Introduction
11 April 2013 was an important milestone for the Mozambican economy, with the publication of Law no. 10/2013, which establishes the legal framework for competition in Mozambique and creates the Competition Regulatory Authority (“ARC”), which will enforce it.
The new law, which is inspired by the laws in force in Portugal and in most European countries (which, in turn, gather inspiration from European Union law), comes as a result of the efforts made in recent years by the Mozambican government to streamline economic initiative and liberalize some key sectors, such as communications, ports, railways and financial services.
Mozambique thus becomes the first Portuguese-speaking country in Africa to be equipped with a modern competition enforcement system.
Competition Regulatory Authority
The ARC will be an independent authority, endowed with administrative and financial autonomy, with broad supervisory, regulatory, investigatory and sanctioning powers, pursuant to which it will be able to inquire relevant persons, request documents and conduct searches and seizures and the sealing of the premises. The ARC will coordinate closely with the other sectoral regulatory authorities.
The ARC may assign different priorities to certain practices or sectors (under the designated “principle of opportunity,” recently introduced in Portugal) and should publish in the last quarter of each year its enforcement priorities for the following year.
Prohibited Practices
The new law has a wide scope, as it applies to both private companies and State-owned companies, and covers all economic activities which produce effects in Mozambican territory (with a number of exceptions).

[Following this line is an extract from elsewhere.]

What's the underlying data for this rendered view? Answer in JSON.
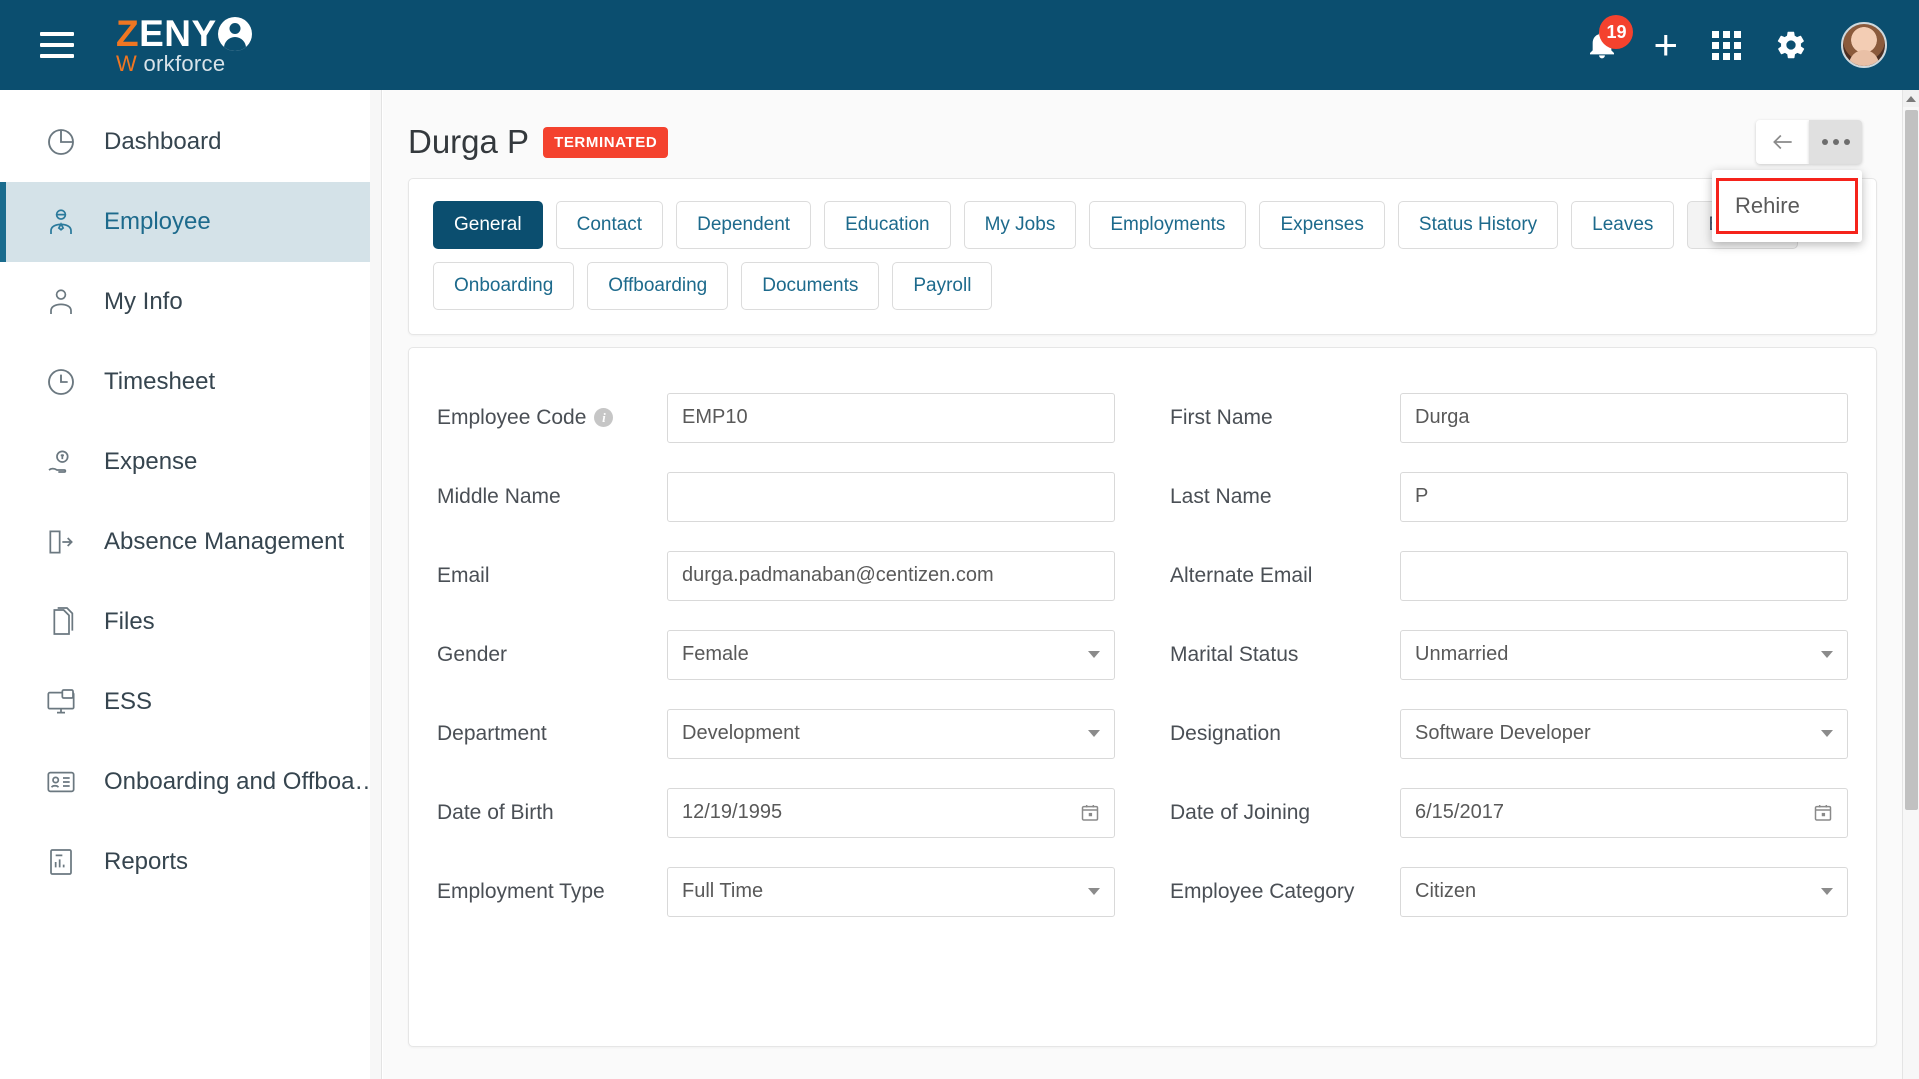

As under the EU and Portuguese regimes, the new law prohibits agreements and practices which restrict competition, both between competitors (“horizontal” practices, of which the most serious example are the so-called cartels), and between companies and their suppliers or customers (“vertical” practices).
The law also prohibits abusive practices by dominant undertakings (including, among others, the refusal to grant access to essential infrastructure and the unjustified termination of a business relationship), as well as the abuse by one or more companies of the state of economic dependence of their suppliers or customers.
The Act provides, in any case, that prohibited practices may be justified if they lead to economic efficiencies, as well as if they promote the competitiveness of small and medium enterprises and the consolidation of the national economy (as long as such practices do not eliminate competition and are indispensable for the objective to be achieved).
Merger Control
The new law introduces merger control in Mozambique. All concentrations which meet the market share or annual turnover criteria, to be determined by the Council of Ministers, will be subject to mandatory notification to the ARC, within 7 working days after conclusion of the agreement or its project, and cannot be implemented before clearance. The validity of all legal instruments depends on the express or tacit approval by the ARC.
Concentrations subject to prior notification (as well as others on which the ARC decides to request information) should be blocked if they are likely to create or strengthen a dominant position which may significantly impede effective competition in the relevant markets.
Significant Sanctions
Violation of the prohibitions contained in the new law subjects infringing firms to fines up to 5% of the turnover of each company in the previous year. In addition, the breach of the duties to notify concentrations within the statutory period and to cooperate with the ARC is punishable with fines up to 1% of annual turnover.
The law also provides for penalty payments, where appropriate, as well as potentially serious ancillary sanctions, not only because the offender may find itself excluded from participating in tenders for five years, but because it can even find itself confronted with the possible break-up of the offending undertaking. Finally, agreements and practices concluded in breach of the law are null and void.
Comment
The new law will go into effect next July 10, and should be implemented (including, among others, the approval of the Statute of the ARC) by October 8, 2013.
The practical application of the law will depend largely on the organization and functioning of the ARC, and the priorities it will set for the enforcement of competition law. If the ARC follows the example of most European authorities, among priority cases there will be cartels, distribution agreements fixing resale prices, abuses foreclosing competitors by dominant firms, and the implementation of an effective merger control system.
As recognized by the Mozambican government, the implementation of the new competition law should be gradual, and a number of the public interests to be enforced go beyond the protection of a competition process, such as the promotion of national products and services, the competitiveness of SMEs and the consolidation of the national economy (incidentally these are objectives that can justify restrictive agreements).
In any case, given the broad powers and heavy penalties available to the ARC, there is no doubt that all companies with presence (present or future) in Mozambique should consider carefully the impact of the new law on their activities in order to avoid the risk of their market conduct being regarded contrary to the Competition Act.